Traditional TV Ads Are Far Less Effective Than Believed, According to Real-Time Viewership Data

Even with all the hype around streaming, traditional TV still dominates ad spend. Advertisers are putting $139 billion into linear ads this year, compared to just $33 billion for ads on streaming/connected TV.

With no way to track individual behavior among traditional TV viewers, it’s difficult to determine whether all that spending gets results. New research from the University of Notre Dame helps determine the return on investment for TV ads, ironically by using digital data. By combining massive datasets that track exactly what households watch and buy second by second, the study separates the real impact of TV ads from other factors.

Traditional methods of measurement, which rely mostly on ratings and aggregate market data, appear to overestimate ad effectiveness by 55 percent in a study of advertising for food delivery services, according to Shijie Lu, the Howard J. and Geraldine F. Korth Associate Professor of Marketing at Notre Dame’s Mendoza College of Business. Lu’s research, “Leveraging Large-Scale Granular Single-Source Data for TV Advertising: An Identification Strategy,” is published online in Marketing Science.

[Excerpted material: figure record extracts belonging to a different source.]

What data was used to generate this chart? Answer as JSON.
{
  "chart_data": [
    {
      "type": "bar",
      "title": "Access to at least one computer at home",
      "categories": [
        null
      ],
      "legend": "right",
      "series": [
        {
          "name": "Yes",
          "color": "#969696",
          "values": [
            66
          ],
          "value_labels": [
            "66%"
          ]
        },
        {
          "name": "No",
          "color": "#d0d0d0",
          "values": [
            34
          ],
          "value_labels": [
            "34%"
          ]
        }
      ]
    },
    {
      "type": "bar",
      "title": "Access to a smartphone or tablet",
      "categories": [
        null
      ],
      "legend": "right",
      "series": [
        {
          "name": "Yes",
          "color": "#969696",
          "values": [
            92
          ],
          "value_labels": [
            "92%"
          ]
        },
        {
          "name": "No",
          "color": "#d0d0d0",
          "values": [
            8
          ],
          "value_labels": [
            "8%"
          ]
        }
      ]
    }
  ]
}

Imagine that a household watches only part of a live game. If a food delivery ad airs during the portion they watched, they may see it; if it airs earlier or later, they may miss it. That timing difference creates a kind of natural experiment, helping the researchers isolate the ad’s true effect from other factors, such as which households were already more likely to order food. Researchers could not easily do this before with traditional TV measurement. Smart TV tracking now provides second-by-second household viewing data, making this kind of measurement possible at a much finer level.

Using LG smart TV data, Lu and co-authors Tsung-Yiou Hsieh from Oklahoma State University and Rex Yuxing Du from the University of Texas at Austin analyzed the viewing habits of millions of people who opted in to sharing their viewing data, letting the researchers see exactly what was on peoples’ screens — broadcast networks such as NBC and ABC, specifically over a four-month period. The study didn’t track streaming apps like Hulu or Amazon. LG watched what viewers watched and connected that data to people’s food delivery app usage to measure ad impact.

“This is a game-changer,” Lu said, “because we can now link precise TV viewing data with real purchase history to measure TV ad effectiveness more credibly.”

“Brands are overestimating their campaigns and wasting money on ineffective placements,” he said. “We show TV ads are only about half as effective as we thought. When corrected, the real sales impact is much lower, which has important implications for how advertisers evaluate performance and allocate spending.”

In addition to showing that traditional measures greatly overstated the effects of TV ads, the new measurement method revealed additional insights that could help companies better target their ads.

Data show that promotions for first-time buyers increase retention. Viewers’ responsiveness to ads peaks within two days of purchasing food on a delivery app, with the highest engagement rate found among customers who have ordered two to four times previously. Young, tech-savvy sports fans are better prospects than older news viewers.

“The old ways of measuring TV ads are missing an important part of the picture, because they do not fully account for who is more likely to see ads and who is more likely to buy,” Lu said.

Traditional TV ad tracking confuses ad effectiveness with pre-existing habits (like who is already likely to buy or who watches a lot of TV), leading to inflated results. This research fixes that by isolating the random timing of ad slots within shows, allowing the team to accurately measure the true sales lift of TV ads and determine how that impact varies based on a customer’s history.

The study provides a powerful tool for more precisely measuring the return on investment of TV advertising. By targeting ads based on what viewers actually buy — not just demographics like age or gender — this approach brings digital-level precision to TV.